The comment was made by the anesthesiologist after my induction failed. This was in 1996 with my first son. I was absolutely terrified of the idea of a needle in my back, and requested general anesthesia. My problem with his comment was as many of you have pointed out – it just wasn’t necessary, and it did sting. Believe me, I am well aware that I am overweight. I am embarrassed about my body under the best of circumstances. In this instance I was in pain from the Pitocin contractions & back labor, and had been feeling awkward due to my size anyway. It just was a tack-on to the anesthesia discussion that wasn’t needed. IMO.
Fast-forward 4 years. I had a VBAC with our 2nd son (no epidural then either, I didn’t want one), and am in labor with our 3rd son. His cord prolapses and I find myself facing a repeat section. There was never any discussion – I was given a spinal (for which I was grateful, since I got to be awake for the birth of our baby!). I told the doctor what the other had said in 1996 before he started. After the spinal was done, he said to me: “You have a beautiful back for this type of thing.” How nice was that? I didn’t really think I needed healing from the first doctor’s comment — until it happened.

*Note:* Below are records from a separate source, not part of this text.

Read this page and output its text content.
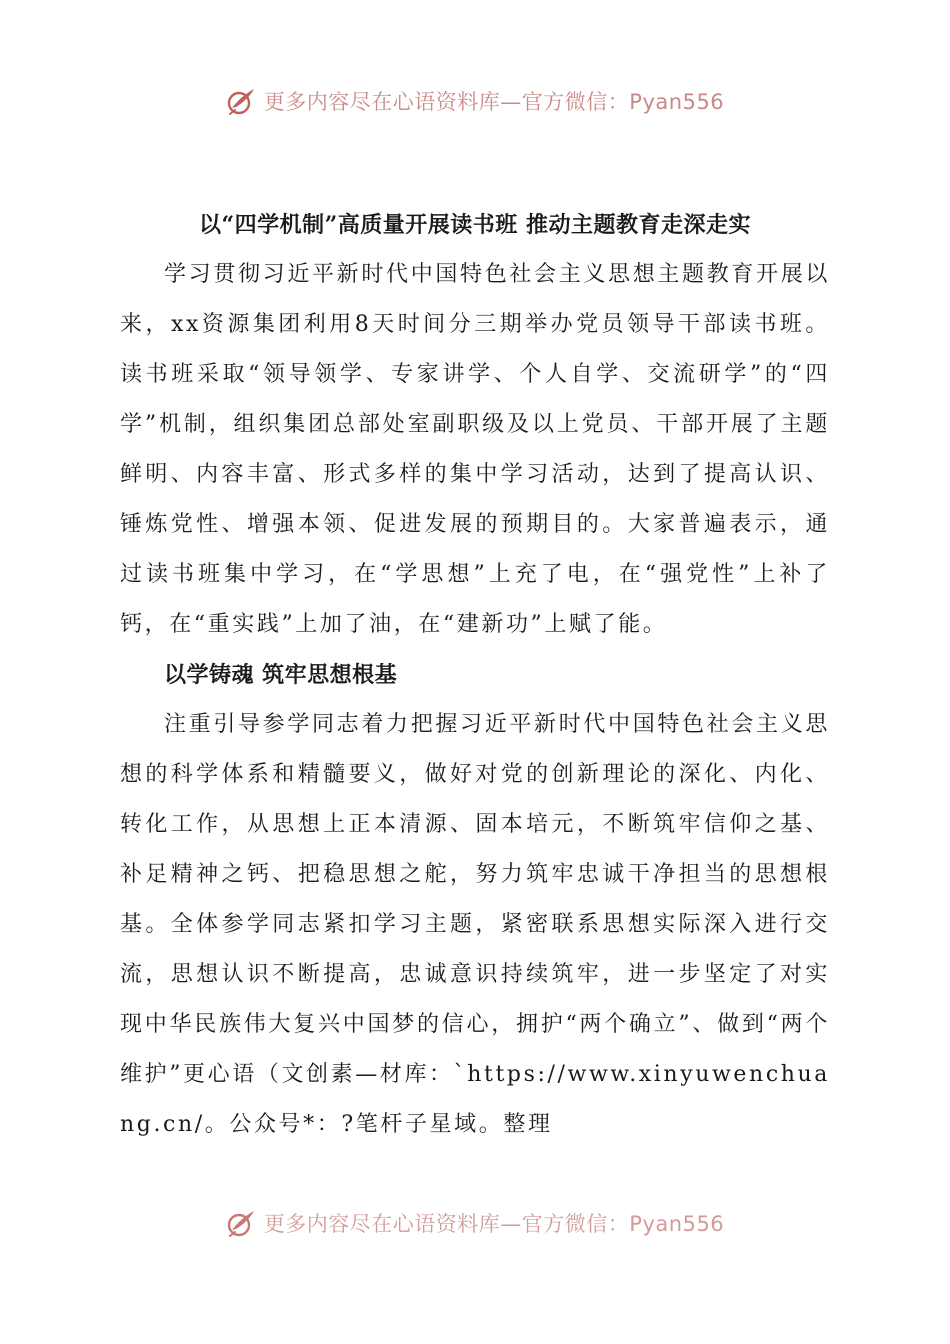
更多内容尽在心语资料库—官方微信：Pyan556
以“四学机制”高质量开展读书班 推动主题教育走深走实

学习贯彻习近平新时代中国特色社会主义思想主题教育开展以来，xx资源集团利用8天时间分三期举办党员领导干部读书班。读书班采取“领导领学、专家讲学、个人自学、交流研学”的“四学”机制，组织集团总部处室副职级及以上党员、干部开展了主题鲜明、内容丰富、形式多样的集中学习活动，达到了提高认识、锤炼党性、增强本领、促进发展的预期目的。大家普遍表示，通过读书班集中学习，在“学思想”上充了电，在“强党性”上补了钙，在“重实践”上加了油，在“建新功”上赋了能。

以学铸魂 筑牢思想根基

注重引导参学同志着力把握习近平新时代中国特色社会主义思想的科学体系和精髓要义，做好对党的创新理论的深化、内化、转化工作，从思想上正本清源、固本培元，不断筑牢信仰之基、补足精神之钙、把稳思想之舵，努力筑牢忠诚干净担当的思想根基。全体参学同志紧扣学习主题，紧密联系思想实际深入进行交流，思想认识不断提高，忠诚意识持续筑牢，进一步坚定了对实现中华民族伟大复兴中国梦的信心，拥护“两个确立”、做到“两个维护”更心语（文创素—材库：`https://www.xinyuwenchuang.cn/。公众号*：?笔杆子星域。整理

更多内容尽在心语资料库—官方微信：Pyan556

I had our 4th son 8 weeks ago today. I told *that* anesthesiologist what the second had said. Now he may have been humoring me, but after the procedure was done, he told me that the complimentary doctor had been right
As it happened, there was a bit of trouble with the spinal in this instance, in that the first one didn’t fully take. I was tingly but could still feel touch and wiggle my toes. So, the spinal was re-done, and that second time it worked as it was supposed to. Whether the failed first dose had anything to do with my weight or not I don’t know; the doctor did not indicate that was the case.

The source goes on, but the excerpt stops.